Je ne parle pas ici assez de poésie à mon goût, peut-être parce que ce n’est pas un genre actuellement très valorisé et pourtant, j’ai un grand amour pour la poésie. J’ai même publié  « Éclaircie de passage », l’un de mes poèmes sur ce blog l’an dernier, c’est quelque chose que je pratique très régulièrement mais je comprends la réticence de certains pour la poésie même si pour moi, ça a toujours été très naturel de lire et d’écrire des poèmes. 

John Keats (Ben Whishaw) dans Bright Star

Tout naturellement, en tant qu’anglophile, je ne pourrais pas me passer des poètes anglais pour vivre.

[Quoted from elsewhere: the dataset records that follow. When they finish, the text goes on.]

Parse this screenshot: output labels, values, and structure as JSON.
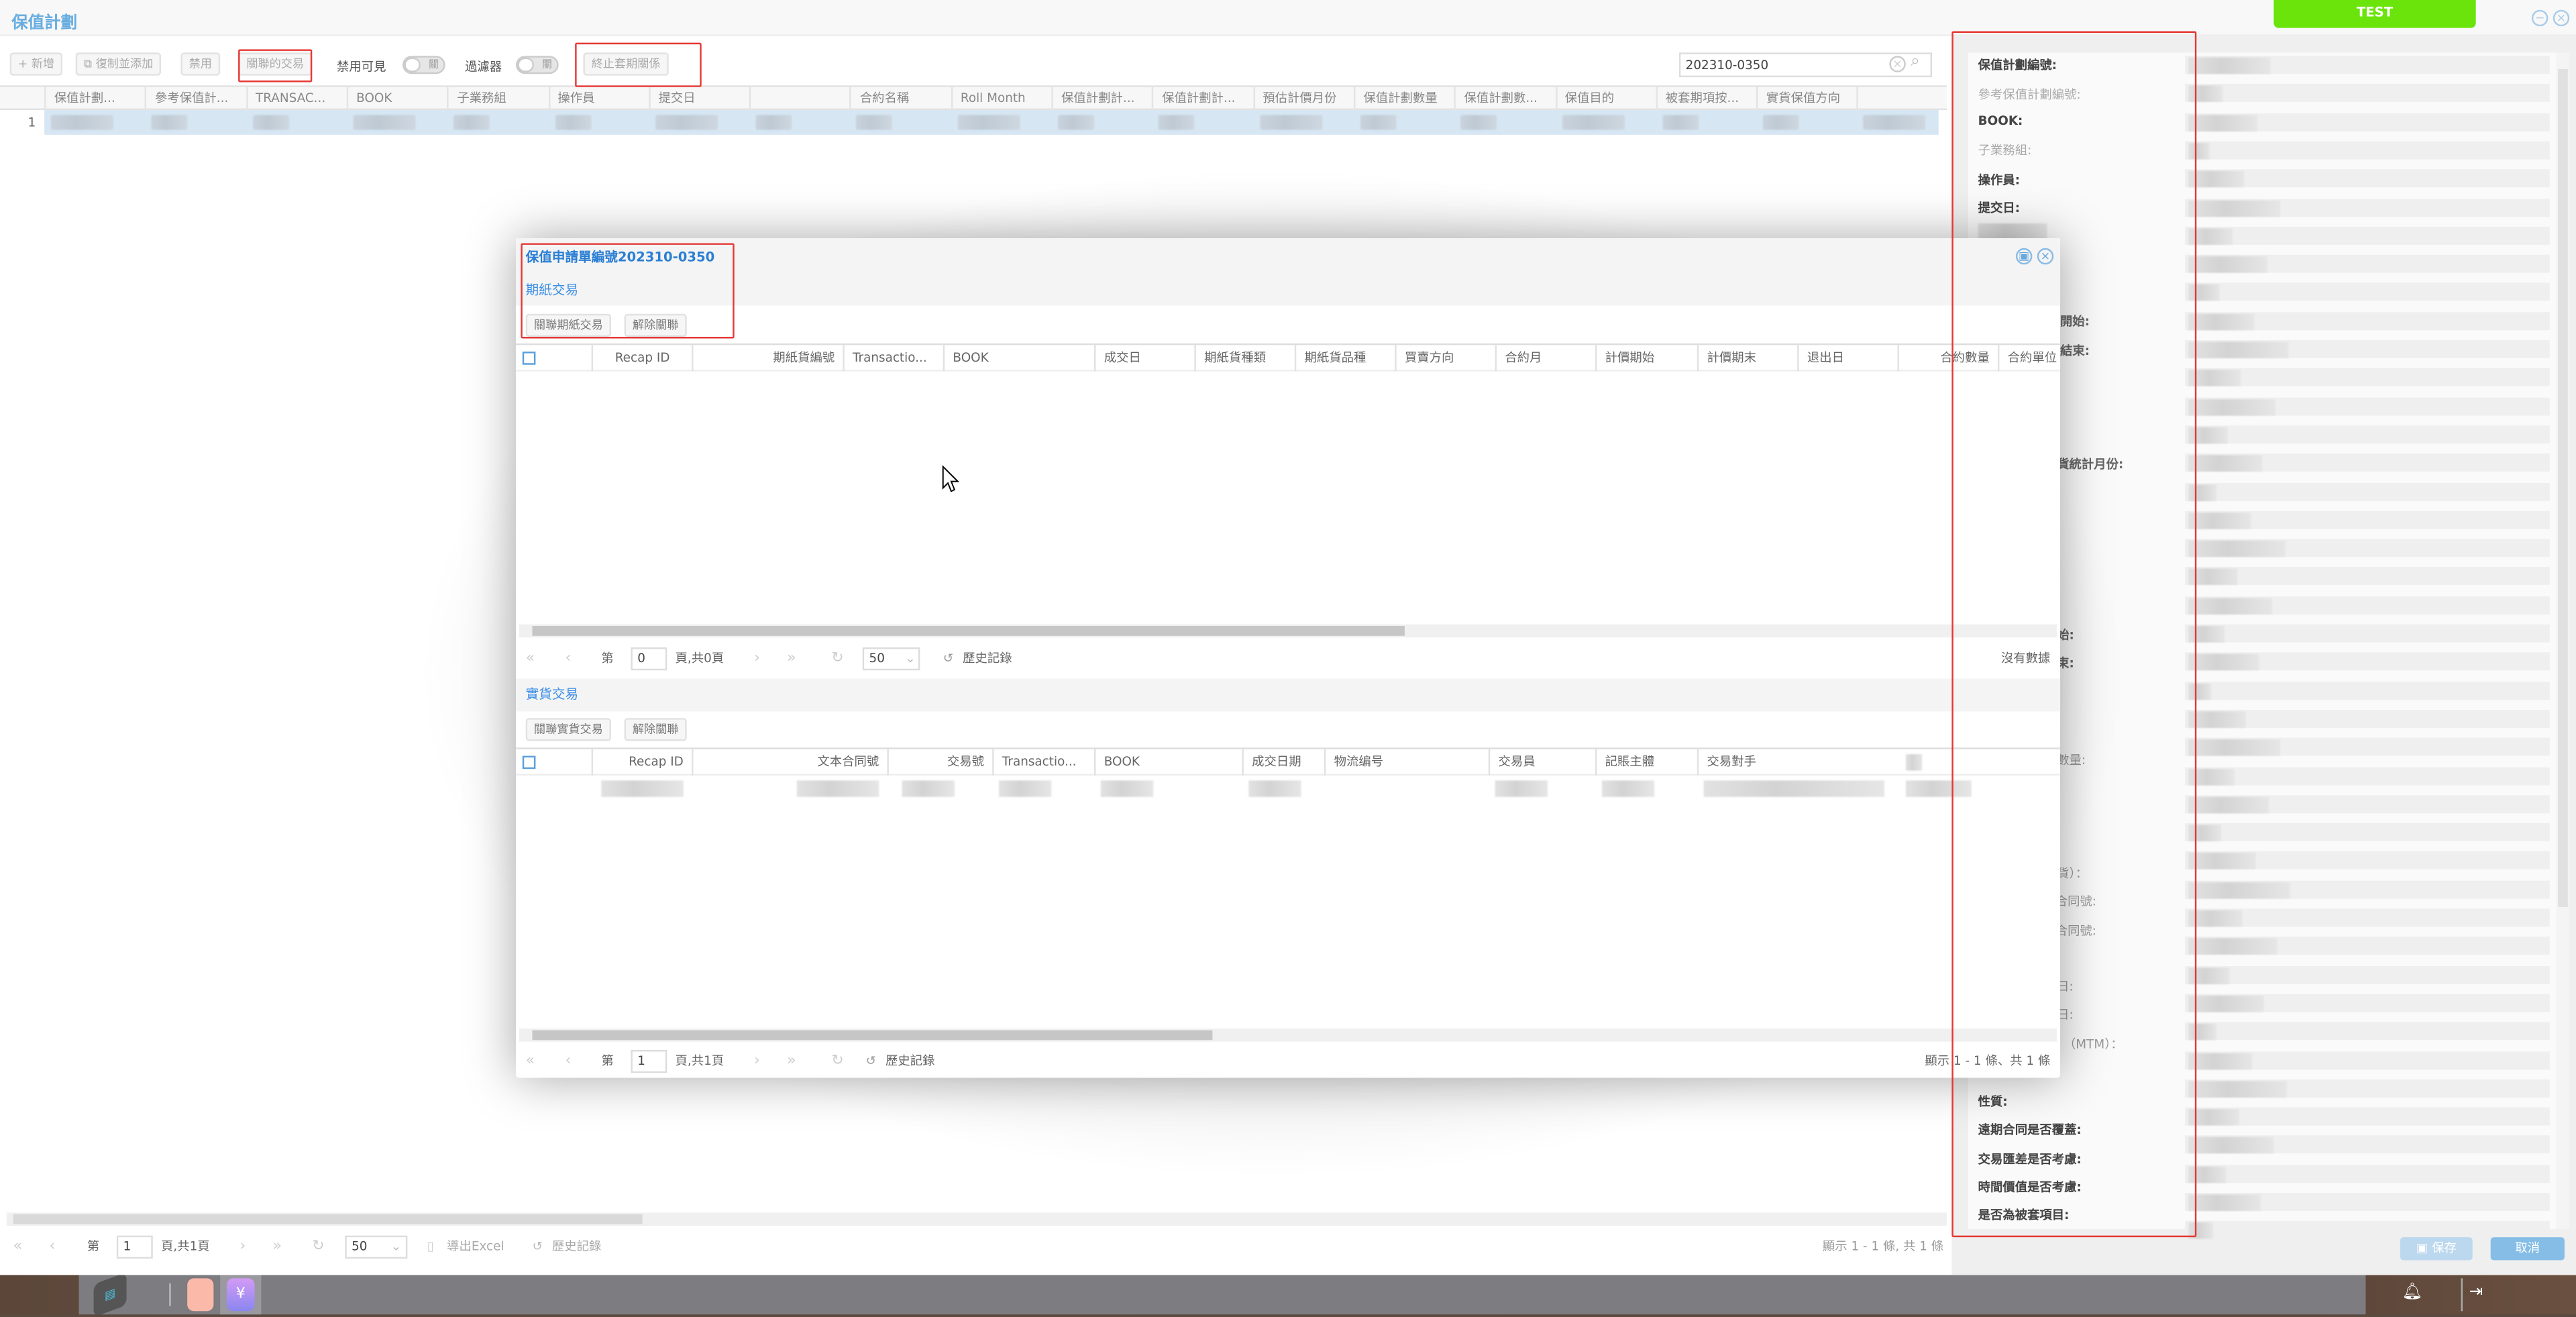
{
  "window": {
    "title": "保值計劃",
    "env_badge": "TEST",
    "accent": "#6aaee0",
    "badge_color": "#6ae40a"
  },
  "toolbar": {
    "add": "新增",
    "copy_add": "復制並添加",
    "disable": "禁用",
    "related_trades": "關聯的交易",
    "disabled_visible": "禁用可見",
    "disabled_visible_toggle": "關",
    "filter": "過濾器",
    "filter_toggle": "關",
    "terminate_hedge": "終止套期關係",
    "search_value": "202310-0350"
  },
  "grid": {
    "columns": [
      "保值計劃...",
      "參考保值計...",
      "TRANSAC...",
      "BOOK",
      "子業務組",
      "操作員",
      "提交日",
      "",
      "合約名稱",
      "Roll Month",
      "保值計劃計...",
      "保值計劃計...",
      "預估計價月份",
      "保值計劃數量",
      "保值計劃數...",
      "保值目的",
      "被套期項按...",
      "實貨保值方向",
      ""
    ],
    "rows": [
      {
        "index": "1"
      }
    ]
  },
  "pager": {
    "page_prefix": "第",
    "page": "1",
    "page_suffix": "頁,共1頁",
    "page_size": "50",
    "export": "導出Excel",
    "history": "歷史記錄",
    "summary": "顯示 1 - 1 條, 共 1 條"
  },
  "detail": {
    "labels": [
      {
        "text": "保值計劃編號:",
        "style": "b"
      },
      {
        "text": "參考保值計劃編號:",
        "style": "g"
      },
      {
        "text": "BOOK:",
        "style": "b"
      },
      {
        "text": "子業務組:",
        "style": "g"
      },
      {
        "text": "操作員:",
        "style": "b"
      },
      {
        "text": "提交日:",
        "style": "b"
      }
    ],
    "partial_labels": [
      {
        "text": "開始:",
        "style": "b"
      },
      {
        "text": "結束:",
        "style": "b"
      },
      {
        "text": "貨統計月份:",
        "style": "b"
      },
      {
        "text": "始:",
        "style": "b"
      },
      {
        "text": "束:",
        "style": "b"
      },
      {
        "text": "數量:",
        "style": "g"
      },
      {
        "text": "貨）：",
        "style": "g"
      },
      {
        "text": "合同號:",
        "style": "g"
      },
      {
        "text": "合同號:",
        "style": "g"
      },
      {
        "text": "日:",
        "style": "g"
      },
      {
        "text": "日:",
        "style": "g"
      },
      {
        "text": "（MTM）：",
        "style": "g"
      }
    ],
    "bottom_labels": [
      "性質:",
      "遠期合同是否覆蓋:",
      "交易匯差是否考慮:",
      "時間價值是否考慮:",
      "是否為被套項目:"
    ],
    "save": "保存",
    "cancel": "取消"
  },
  "modal": {
    "title": "保值申請單編號202310-0350",
    "paper": {
      "section": "期紙交易",
      "link_btn": "關聯期紙交易",
      "unlink_btn": "解除關聯",
      "columns": [
        "Recap ID",
        "期紙貨編號",
        "Transactio...",
        "BOOK",
        "成交日",
        "期紙貨種類",
        "期紙貨品種",
        "買賣方向",
        "合約月",
        "計價期始",
        "計價期末",
        "退出日",
        "合約數量",
        "合約單位"
      ],
      "pager": {
        "page_prefix": "第",
        "page": "0",
        "page_suffix": "頁,共0頁",
        "page_size": "50",
        "history": "歷史記錄",
        "summary": "沒有數據"
      }
    },
    "physical": {
      "section": "實貨交易",
      "link_btn": "關聯實貨交易",
      "unlink_btn": "解除關聯",
      "columns": [
        "Recap ID",
        "文本合同號",
        "交易號",
        "Transactio...",
        "BOOK",
        "成交日期",
        "物流编号",
        "交易員",
        "記賬主體",
        "交易對手"
      ],
      "pager": {
        "page_prefix": "第",
        "page": "1",
        "page_suffix": "頁,共1頁",
        "history": "歷史記錄",
        "summary": "顯示 1 - 1 條、共 1 條"
      }
    }
  }
}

Shakespeare, John Keats, William Blake, Lord Byron, Wordsworth, Coleridge, les sœurs Brontë ou Oscar Wilde sont d’éternelles sources d’inspirations et de plaisir pour moi. Vous l’aurez peut-être noté, rien que dans ma liste, les poétesses n’ont pas une grande place dans toute anthologie qui se respecte ce qui confirme ce qui disait Virginia Woolf dans Une chambre à soi sur la difficulté que représente l’accession au statut de poète pour une femme sans un minimum de conditions matérielles favorables.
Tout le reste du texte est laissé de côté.